Rotas migratórias entre as áreas de alimentação e reprodução das distintas populações de baleias jubarte
Mas mesmo dentro dos hemisférios existem divisões. A separação entre algumas populações no hemisfério sul não está completamente definida e novos avanços são feitos à medida que são realizadas análises genéticas e comparações através de fotoidentificação. Segundo a Comissão Internacional da Baleia (CIB) considera-se que hoje existem sete subpopulações de baleias-jubarte nas áreas de reprodução do hemisfério sul, com correspondentes locais de alimentação. A população “A” é a que freqüenta o Atlântico Sul Ocidental, ou seja, a população que migra anualmente para o Brasil. Além desta existe a população “B”, que freqüenta a costa oeste da África, a população “C” na costa leste do oceano Indico, a população “D” na costa oeste da Austrália, população “E” na costa leste da Austrália, Nova Caledônia e ilhas Tonga, população “F” na Polinésia Francesa e ilhas Cook e a população “G” que freqüenta a costa oeste da América do Sul. Além destas sete existe uma curiosa população denominada população “X”. Esta população habita o Mar da Arábia nas proximidades de Oman, Paquistão e Índia. É a única população de jubartes que aparentemente não migram em busca de águas frias para se alimentar, sendo observadas durante todo o ano em águas tropicais.
Um dos grandes desafios no estudo das baleias é calcular quantas baleias-jubarte existiam antes da caça e quantas existem hoje em dia. As estimativas sobre o tamanho das populações de baleias apresentam grande dificuldade pela ampla área que estes animais ocupam e pela dificuldade de observá-los. Alguns estudos apontam que a população original de baleias jubarte deveria ser da ordem de 250.000 a 350.000 e acredita-se que durante o período de caça esta população foi reduzida em 90 a 95%.
Para a população “A”, que se reproduz em águas brasileiras, existem registros de encalhes e avistagens de baleia jubarte ao longo de praticamente toda a nossa costa, indo do Rio Grande do Sul ao Piauí, incluindo o arquipélago de Fernando de Noronha e o Atol das Rocas. Mas apesar deste registro extenso, a maior concentração de baleias ocorre no Banco dos Abrolhos, sendo esta a principal área de reprodução da espécie no Atlântico Sul Ocidental. Nos últimos anos, as avistagens de baleias jubarte no litoral norte da Bahia, incluindo a região metropolitana de Salvador, passaram a aumentar significativamente, indicando a recuperação desta população e sugerindo o repovoamento de uma antiga área utilizada pela espécie antes da época da caça. Portanto a Bahia e o Espírito Santo constituem as áreas com maior concentração de baleias-jubarte no Brasil. Os levantamentos realizados pelo Instituto Baleia Jubarte permitiram compreender como as baleias-jubartes utilizam e se deslocam nas regiões ao norte e ao sul da concentração reprodutiva e qual a importância destas áreas para a reprodução e recuperação da espécie no Brasil. As estimativas mais recentes, feitas através de sobrevôos realizados no âmbito deste mesmo estudo, indicam uma população de cerca de 6251 indivíduos da espécie para a costa brasileira.

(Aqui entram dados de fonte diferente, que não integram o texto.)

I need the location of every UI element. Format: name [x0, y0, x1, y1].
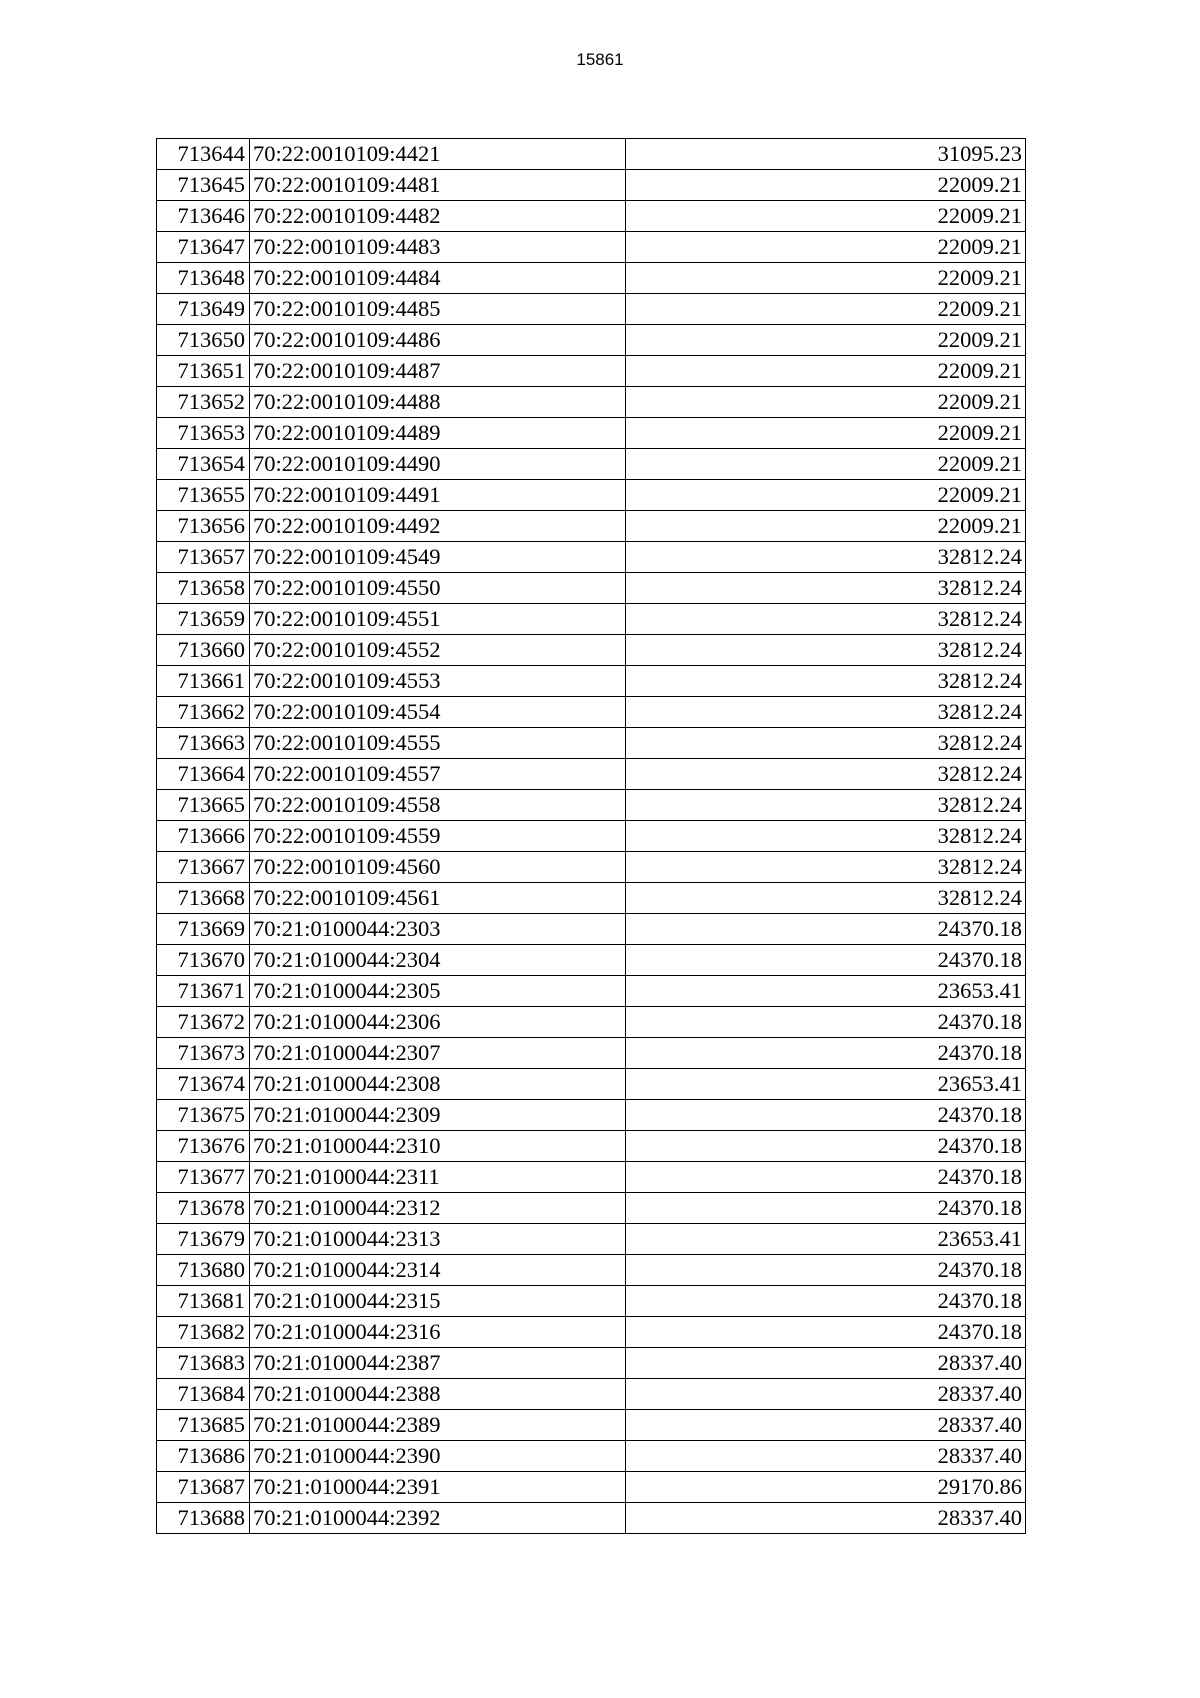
cadastral-number-cell: 70:21:0100044:2387	[250, 1348, 626, 1379]
row-number-cell: 713672	[157, 1007, 250, 1038]
table-row	[157, 697, 1026, 728]
row-number-cell: 713662	[157, 697, 250, 728]
row-number-cell: 713663	[157, 728, 250, 759]
value-cell: 22009.21	[626, 449, 1026, 480]
value-cell: 22009.21	[626, 325, 1026, 356]
value-cell: 22009.21	[626, 294, 1026, 325]
row-number-cell: 713644	[157, 139, 250, 170]
cadastral-number-cell: 70:22:0010109:4554	[250, 697, 626, 728]
table-row	[157, 1193, 1026, 1224]
table-row	[157, 728, 1026, 759]
cadastral-number-cell: 70:22:0010109:4487	[250, 356, 626, 387]
row-number-cell: 713658	[157, 573, 250, 604]
row-number-cell: 713670	[157, 945, 250, 976]
cadastral-table-container	[156, 138, 1026, 1534]
row-number-cell: 713653	[157, 418, 250, 449]
value-cell: 22009.21	[626, 263, 1026, 294]
row-number-cell: 713656	[157, 511, 250, 542]
table-row	[157, 511, 1026, 542]
table-row	[157, 356, 1026, 387]
table-row	[157, 480, 1026, 511]
row-number-cell: 713686	[157, 1441, 250, 1472]
cadastral-number-cell: 70:22:0010109:4550	[250, 573, 626, 604]
value-cell: 32812.24	[626, 666, 1026, 697]
page-number: 15861	[576, 50, 624, 69]
row-number-cell: 713684	[157, 1379, 250, 1410]
value-cell: 22009.21	[626, 201, 1026, 232]
row-number-cell: 713679	[157, 1224, 250, 1255]
cadastral-number-cell: 70:21:0100044:2305	[250, 976, 626, 1007]
cadastral-number-cell: 70:21:0100044:2315	[250, 1286, 626, 1317]
value-cell: 22009.21	[626, 232, 1026, 263]
value-cell: 32812.24	[626, 883, 1026, 914]
row-number-cell: 713646	[157, 201, 250, 232]
value-cell: 23653.41	[626, 1069, 1026, 1100]
table-row	[157, 387, 1026, 418]
value-cell: 22009.21	[626, 418, 1026, 449]
table-row	[157, 1069, 1026, 1100]
cadastral-number-cell: 70:22:0010109:4557	[250, 759, 626, 790]
table-row	[157, 201, 1026, 232]
value-cell: 32812.24	[626, 697, 1026, 728]
cadastral-number-cell: 70:22:0010109:4555	[250, 728, 626, 759]
cadastral-number-cell: 70:22:0010109:4559	[250, 821, 626, 852]
row-number-cell: 713680	[157, 1255, 250, 1286]
row-number-cell: 713649	[157, 294, 250, 325]
value-cell: 32812.24	[626, 635, 1026, 666]
table-row	[157, 139, 1026, 170]
table-row	[157, 418, 1026, 449]
value-cell: 32812.24	[626, 821, 1026, 852]
row-number-cell: 713666	[157, 821, 250, 852]
value-cell: 32812.24	[626, 852, 1026, 883]
table-row	[157, 294, 1026, 325]
cadastral-number-cell: 70:21:0100044:2312	[250, 1193, 626, 1224]
value-cell: 22009.21	[626, 480, 1026, 511]
value-cell: 32812.24	[626, 573, 1026, 604]
cadastral-number-cell: 70:22:0010109:4485	[250, 294, 626, 325]
cadastral-number-cell: 70:22:0010109:4492	[250, 511, 626, 542]
cadastral-number-cell: 70:22:0010109:4489	[250, 418, 626, 449]
row-number-cell: 713682	[157, 1317, 250, 1348]
cadastral-number-cell: 70:22:0010109:4561	[250, 883, 626, 914]
cadastral-number-cell: 70:22:0010109:4486	[250, 325, 626, 356]
table-row	[157, 1007, 1026, 1038]
value-cell: 24370.18	[626, 914, 1026, 945]
cadastral-number-cell: 70:22:0010109:4484	[250, 263, 626, 294]
row-number-cell: 713668	[157, 883, 250, 914]
value-cell: 29170.86	[626, 1472, 1026, 1503]
cadastral-number-cell: 70:22:0010109:4560	[250, 852, 626, 883]
value-cell: 28337.40	[626, 1503, 1026, 1534]
row-number-cell: 713660	[157, 635, 250, 666]
table-row	[157, 914, 1026, 945]
row-number-cell: 713669	[157, 914, 250, 945]
row-number-cell: 713651	[157, 356, 250, 387]
table-row	[157, 1410, 1026, 1441]
table-row	[157, 1255, 1026, 1286]
value-cell: 32812.24	[626, 604, 1026, 635]
row-number-cell: 713659	[157, 604, 250, 635]
cadastral-number-cell: 70:22:0010109:4553	[250, 666, 626, 697]
table-row	[157, 1038, 1026, 1069]
table-row	[157, 1503, 1026, 1534]
cadastral-number-cell: 70:21:0100044:2392	[250, 1503, 626, 1534]
cadastral-number-cell: 70:22:0010109:4488	[250, 387, 626, 418]
cadastral-number-cell: 70:22:0010109:4483	[250, 232, 626, 263]
value-cell: 22009.21	[626, 387, 1026, 418]
value-cell: 24370.18	[626, 1317, 1026, 1348]
row-number-cell: 713685	[157, 1410, 250, 1441]
cadastral-number-cell: 70:21:0100044:2303	[250, 914, 626, 945]
value-cell: 24370.18	[626, 1255, 1026, 1286]
value-cell: 24370.18	[626, 1193, 1026, 1224]
value-cell: 28337.40	[626, 1379, 1026, 1410]
cadastral-number-cell: 70:21:0100044:2310	[250, 1131, 626, 1162]
value-cell: 22009.21	[626, 356, 1026, 387]
row-number-cell: 713657	[157, 542, 250, 573]
row-number-cell: 713655	[157, 480, 250, 511]
cadastral-number-cell: 70:22:0010109:4490	[250, 449, 626, 480]
cadastral-number-cell: 70:22:0010109:4552	[250, 635, 626, 666]
table-row	[157, 976, 1026, 1007]
table-row	[157, 573, 1026, 604]
table-row	[157, 1100, 1026, 1131]
table-row	[157, 1317, 1026, 1348]
value-cell: 24370.18	[626, 1100, 1026, 1131]
value-cell: 32812.24	[626, 542, 1026, 573]
cadastral-number-cell: 70:22:0010109:4421	[250, 139, 626, 170]
row-number-cell: 713678	[157, 1193, 250, 1224]
row-number-cell: 713667	[157, 852, 250, 883]
row-number-cell: 713661	[157, 666, 250, 697]
row-number-cell: 713687	[157, 1472, 250, 1503]
cadastral-number-cell: 70:21:0100044:2313	[250, 1224, 626, 1255]
value-cell: 28337.40	[626, 1348, 1026, 1379]
table-row	[157, 1472, 1026, 1503]
row-number-cell: 713645	[157, 170, 250, 201]
row-number-cell: 713671	[157, 976, 250, 1007]
row-number-cell: 713648	[157, 263, 250, 294]
cadastral-number-cell: 70:21:0100044:2391	[250, 1472, 626, 1503]
value-cell: 24370.18	[626, 945, 1026, 976]
cadastral-number-cell: 70:21:0100044:2307	[250, 1038, 626, 1069]
cadastral-number-cell: 70:21:0100044:2308	[250, 1069, 626, 1100]
table-row	[157, 945, 1026, 976]
cadastral-number-cell: 70:21:0100044:2311	[250, 1162, 626, 1193]
value-cell: 32812.24	[626, 790, 1026, 821]
value-cell: 23653.41	[626, 1224, 1026, 1255]
table-row	[157, 542, 1026, 573]
cadastral-number-cell: 70:21:0100044:2388	[250, 1379, 626, 1410]
table-body	[157, 139, 1026, 1534]
table-row	[157, 232, 1026, 263]
cadastral-number-cell: 70:22:0010109:4549	[250, 542, 626, 573]
row-number-cell: 713652	[157, 387, 250, 418]
row-number-cell: 713675	[157, 1100, 250, 1131]
table-row	[157, 325, 1026, 356]
table-row	[157, 1441, 1026, 1472]
row-number-cell: 713664	[157, 759, 250, 790]
cadastral-number-cell: 70:21:0100044:2314	[250, 1255, 626, 1286]
cadastral-number-cell: 70:21:0100044:2390	[250, 1441, 626, 1472]
table-row	[157, 604, 1026, 635]
row-number-cell: 713683	[157, 1348, 250, 1379]
row-number-cell: 713665	[157, 790, 250, 821]
value-cell: 32812.24	[626, 728, 1026, 759]
cadastral-number-cell: 70:22:0010109:4551	[250, 604, 626, 635]
row-number-cell: 713676	[157, 1131, 250, 1162]
cadastral-number-cell: 70:21:0100044:2316	[250, 1317, 626, 1348]
cadastral-number-cell: 70:22:0010109:4558	[250, 790, 626, 821]
table-row	[157, 790, 1026, 821]
cadastral-number-cell: 70:21:0100044:2304	[250, 945, 626, 976]
table-row	[157, 263, 1026, 294]
value-cell: 24370.18	[626, 1038, 1026, 1069]
row-number-cell: 713647	[157, 232, 250, 263]
table-row	[157, 821, 1026, 852]
value-cell: 32812.24	[626, 759, 1026, 790]
table-row	[157, 852, 1026, 883]
cadastral-number-cell: 70:22:0010109:4481	[250, 170, 626, 201]
value-cell: 24370.18	[626, 1131, 1026, 1162]
value-cell: 22009.21	[626, 170, 1026, 201]
cadastral-number-cell: 70:21:0100044:2306	[250, 1007, 626, 1038]
table-row	[157, 1286, 1026, 1317]
row-number-cell: 713673	[157, 1038, 250, 1069]
row-number-cell: 713654	[157, 449, 250, 480]
value-cell: 31095.23	[626, 139, 1026, 170]
value-cell: 24370.18	[626, 1007, 1026, 1038]
table-row	[157, 759, 1026, 790]
table-row	[157, 635, 1026, 666]
row-number-cell: 713688	[157, 1503, 250, 1534]
row-number-cell: 713681	[157, 1286, 250, 1317]
table-row	[157, 883, 1026, 914]
cadastral-number-cell: 70:22:0010109:4491	[250, 480, 626, 511]
value-cell: 28337.40	[626, 1441, 1026, 1472]
value-cell: 22009.21	[626, 511, 1026, 542]
cadastral-number-cell: 70:21:0100044:2309	[250, 1100, 626, 1131]
cadastral-table	[156, 138, 1026, 1534]
value-cell: 23653.41	[626, 976, 1026, 1007]
table-row	[157, 1162, 1026, 1193]
table-row	[157, 1224, 1026, 1255]
table-row	[157, 449, 1026, 480]
table-row	[157, 666, 1026, 697]
value-cell: 24370.18	[626, 1162, 1026, 1193]
cadastral-number-cell: 70:21:0100044:2389	[250, 1410, 626, 1441]
value-cell: 28337.40	[626, 1410, 1026, 1441]
table-row	[157, 170, 1026, 201]
table-row	[157, 1379, 1026, 1410]
row-number-cell: 713674	[157, 1069, 250, 1100]
cadastral-number-cell: 70:22:0010109:4482	[250, 201, 626, 232]
row-number-cell: 713677	[157, 1162, 250, 1193]
row-number-cell: 713650	[157, 325, 250, 356]
table-row	[157, 1348, 1026, 1379]
table-row	[157, 1131, 1026, 1162]
value-cell: 24370.18	[626, 1286, 1026, 1317]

Um dos aspectos fascinantes de se estudar as baleias jubarte é que elas têm uma longa expectativa de vida. Estima-se que as jubartes possam viver mais de cinqüenta anos, se não forem vítimas de nenhum dos impactos ocasionados pelo homem. Desta forma pesquisadores e baleias podem compartilhar décadas de suas vidas um com o outro, assim como velhos amigos compartilhando suas lembranças.